Le gouvernement gabonais vient de franchir une nouvelle étape dans sa stratégie de transformation numérique. À travers la signature d’une convention de subvention entre l’Autorité de Régulation des Communications Électroniques et des Postes (ARCEP) et l’Institut National de la Poste, des Technologies de l’Information et de la Communication (INPTIC), l’État engage un ambitieux programme de modernisation destiné à renforcer les compétences numériques nationales et à positionner le Gabon comme un acteur majeur de l’économie digitale en Afrique centrale.
Portée par le ministère de l’Économie numérique, de la Digitalisation et de l’Innovation, cette initiative s’inscrit dans la vision du Président de la République, Brice Clotaire Oligui Nguema, qui fait du développement du capital humain un pilier essentiel de la souveraineté numérique nationale.
Un investissement massif pour transformer l’INPTIC
Au cœur de cette convention figure une enveloppe de 5 milliards de FCFA, qui sera mobilisée progressivement afin de financer une transformation en profondeur de l’INPTIC. L’objectif est de faire de cet établissement une référence nationale et régionale dans les domaines du numérique, des télécommunications et de l’innovation.
Les investissements prévus concerneront notamment la modernisation des infrastructures pédagogiques, la réhabilitation des espaces de formation, la création de laboratoires numériques spécialisés, l’acquisition d’équipements technologiques de dernière génération ainsi que le développement de nouvelles filières adaptées aux métiers émergents.
Cette réforme vise également à renforcer les capacités de recherche appliquée et à soutenir l’innovation technologique au sein de l’établissement.
Répondre aux besoins de l’économie numérique
Dans un contexte où la digitalisation devient un moteur de croissance économique, le gouvernement entend adapter l’offre de formation aux besoins réels du marché du travail. Les nouvelles orientations pédagogiques de l’INPTIC porteront sur des secteurs stratégiques tels que l’intelligence artificielle, la cybersécurité, le développement logiciel, les réseaux et télécommunications, la data, le cloud computing, la transformation digitale et l’entrepreneuriat numérique.
Pour les autorités, il s’agit de former localement les compétences dont le pays a besoin afin d’accompagner la modernisation de l’administration publique, des entreprises privées et des services numériques.

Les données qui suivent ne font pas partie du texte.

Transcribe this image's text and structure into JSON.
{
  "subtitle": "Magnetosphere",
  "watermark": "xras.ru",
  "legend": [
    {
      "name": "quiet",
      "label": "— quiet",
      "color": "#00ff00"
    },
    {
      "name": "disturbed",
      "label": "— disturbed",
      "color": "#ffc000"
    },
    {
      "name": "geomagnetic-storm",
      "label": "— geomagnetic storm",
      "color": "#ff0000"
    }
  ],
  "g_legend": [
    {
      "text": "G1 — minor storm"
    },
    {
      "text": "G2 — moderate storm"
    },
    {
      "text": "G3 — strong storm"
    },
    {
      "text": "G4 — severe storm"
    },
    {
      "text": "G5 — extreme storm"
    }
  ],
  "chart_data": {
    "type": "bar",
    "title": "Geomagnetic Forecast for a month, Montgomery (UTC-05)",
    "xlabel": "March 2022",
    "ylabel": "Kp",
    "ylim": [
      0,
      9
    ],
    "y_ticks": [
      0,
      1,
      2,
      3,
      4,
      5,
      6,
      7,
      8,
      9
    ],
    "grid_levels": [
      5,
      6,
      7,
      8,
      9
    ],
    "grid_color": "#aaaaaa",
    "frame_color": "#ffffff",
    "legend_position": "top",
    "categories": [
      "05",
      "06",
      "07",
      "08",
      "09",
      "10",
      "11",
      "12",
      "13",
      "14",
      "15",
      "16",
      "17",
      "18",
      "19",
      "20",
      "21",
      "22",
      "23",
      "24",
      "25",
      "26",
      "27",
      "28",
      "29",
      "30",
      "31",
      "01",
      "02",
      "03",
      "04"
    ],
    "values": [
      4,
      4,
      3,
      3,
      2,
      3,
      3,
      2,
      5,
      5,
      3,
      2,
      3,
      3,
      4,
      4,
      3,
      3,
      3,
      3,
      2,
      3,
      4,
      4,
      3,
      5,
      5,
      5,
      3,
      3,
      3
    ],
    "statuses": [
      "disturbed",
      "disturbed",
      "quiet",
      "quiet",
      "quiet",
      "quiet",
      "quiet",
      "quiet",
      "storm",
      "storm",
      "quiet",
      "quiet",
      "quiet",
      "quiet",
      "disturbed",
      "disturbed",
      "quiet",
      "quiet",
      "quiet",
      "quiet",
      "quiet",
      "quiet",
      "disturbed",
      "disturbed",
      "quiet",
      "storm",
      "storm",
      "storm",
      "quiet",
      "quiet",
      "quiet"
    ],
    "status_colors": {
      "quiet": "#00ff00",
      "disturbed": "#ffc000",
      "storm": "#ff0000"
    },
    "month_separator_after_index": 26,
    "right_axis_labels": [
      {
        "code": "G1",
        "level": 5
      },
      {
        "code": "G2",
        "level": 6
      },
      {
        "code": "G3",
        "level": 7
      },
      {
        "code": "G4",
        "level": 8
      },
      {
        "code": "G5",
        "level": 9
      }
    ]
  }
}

Une gouvernance renforcée pour garantir l’efficacité du projet
Au-delà des investissements matériels, la convention prévoit une réforme de la gouvernance de l’INPTIC. Les autorités souhaitent améliorer le pilotage stratégique de l’établissement, renforcer la transparence dans la gestion des ressources, assurer un meilleur suivi des financements et rapprocher davantage les formations des besoins économiques du pays.
Un comité de suivi et d’évaluation composé de représentants de l’ARCEP et de l’INPTIC sera chargé de veiller à la bonne exécution du programme et à la conformité des investissements réalisés.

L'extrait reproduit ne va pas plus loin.